Everyone who drives on the road in New Zealand must have a valid driver licence. If you have a current overseas driver licence or international driving permit you can drive for one year after you first arrive in New Zealand. If you do not have an overseas driver licence or an international driving permit you cannot drive. You must apply for a New Zealand driver licence.

If you are caught by Police driving without a valid licence, you will be ordered to pay a fine and you will not be able to drive anymore until you get a proper licence. You cannot get a Driver’s licence from the Police. To apply for a New Zealand Driver’s licence, you can phone the Land Transport New Zealand on 0800 822422 or contact your nearest driver licensing agent.
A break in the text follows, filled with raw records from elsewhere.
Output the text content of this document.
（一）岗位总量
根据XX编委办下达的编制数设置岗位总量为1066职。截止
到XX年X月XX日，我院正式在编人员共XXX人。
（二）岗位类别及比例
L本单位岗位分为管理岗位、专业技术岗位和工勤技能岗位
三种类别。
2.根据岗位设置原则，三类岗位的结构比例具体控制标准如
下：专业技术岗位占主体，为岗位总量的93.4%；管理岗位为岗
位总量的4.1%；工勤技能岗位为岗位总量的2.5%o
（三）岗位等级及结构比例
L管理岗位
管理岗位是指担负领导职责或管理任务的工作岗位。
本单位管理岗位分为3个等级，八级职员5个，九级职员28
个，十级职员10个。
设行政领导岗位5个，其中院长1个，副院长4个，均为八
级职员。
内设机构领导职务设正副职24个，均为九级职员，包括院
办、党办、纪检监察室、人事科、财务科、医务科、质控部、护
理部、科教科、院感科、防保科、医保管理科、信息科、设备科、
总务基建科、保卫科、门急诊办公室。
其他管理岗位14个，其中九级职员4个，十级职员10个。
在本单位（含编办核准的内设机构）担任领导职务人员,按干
See also: Driving information for visitors and new residents from Land Transport New Zealand.

If you are a victim of crime or a road crash

  • New Zealand Police are responsible for investigating crime and road crashes, and for keeping people safe.
  • If you see a crime or road crash happening, or if you are a victim of crime, then please telephone the Police to report it and ask for help. It is important to tell the police as soon as possible.
  • In an emergency, telephone the police by dialling 111.
  • In many situations, Police will want to visit the place where the crime happened (the crime scene).
  • In non-emergency situations, police may ask you to go to a police station to make an official report.
  • Police may want to talk to you about the crime and get information and evidence to help catch the offenders and, if appropriate, arrest them.
  • New Zealand Police are very good at catching criminals and solving crime.
  • If you saw a person committing a crime or causing a road crash, you can help Police by telling them what the person looked like.
  • Victim Support is another organisation that works very closely with Police to help and support you after a road crash or crime has been committed.
  • Victim Support can help you with any questions or concerns you may have about being a victim or witness.
  • If the person who caused the crime or road crash is arrested, he or she may have to go to Court.
  • You may also have to go to Court to give evidence and explain what that person did to you. Court Victim Advisers can help you with information about the court process.
  • In New Zealand all victims have rights, which include being treated with courtesy and compassion. The Victims’ Rights Act 2002 sets out what your rights are as a victim.

If you are in a car crash

  • If you are involved in a car crash, it is very important to try and stay as calm as possible.
  • You must stop to see if anyone else is injured or if property is damaged.
  • If people are hurt, telephone 111 and ask for police and ambulance help. If you can’t telephone for help, then ask someone to telephone for you. Police will find out who was responsible for causing the crash.
  • Police may arrest a person if they caused a crash by breaking New Zealand’s driving laws.
  • In some less serious car crashes where no one is hurt, police will probably not come to the crash. But you must still report the crash to police.
  • If you are in a car crash, then by law, you must tell police about it within 24 hours of the crash.
  • If you have car insurance you should tell your insurance company that you have been in a car crash.
  • You will need the police file number when making an insurance claim after a car crash.
  • Give your name and address to the driver of any car that’s been damaged and to the owner of any property that’s been damaged. If other drivers are involved in the crash, try to find out whether they have insurance and which company they have insurance with.
  • If you can’t drive your car after the crash then you should protect it from any more loss or damage. For example, move the car to the side of the road and lock it. Take personal things from the car away with you.

If you are driving

  • New Zealand Police are responsible for making sure drivers obey New Zealand’s driving laws.
  • If someone breaks these driving laws they may have their licence or car taken off them. People may even go to prison.
  • You must be at least 16 years old and have a driving licence to drive in New Zealand.
  • You need a special motorcycle licence to ride a motorcycle.
  • Carry your driver licence with you at all times when driving.
  • Your car must have a current warrant of fitness (WoF) and registration.
  • You should study the Road Code which explains New Zealand’s driving rules.
  • When in a car, children under the age of seven must be in an approved safety seat according to their age, size and weight.
  • In New Zealand, you must not drive after drinking alcohol. You must not drive too fast and you must always wear your safety belt.
  • Every person in a car must wear a safety belt. This includes people in the back seats of a car.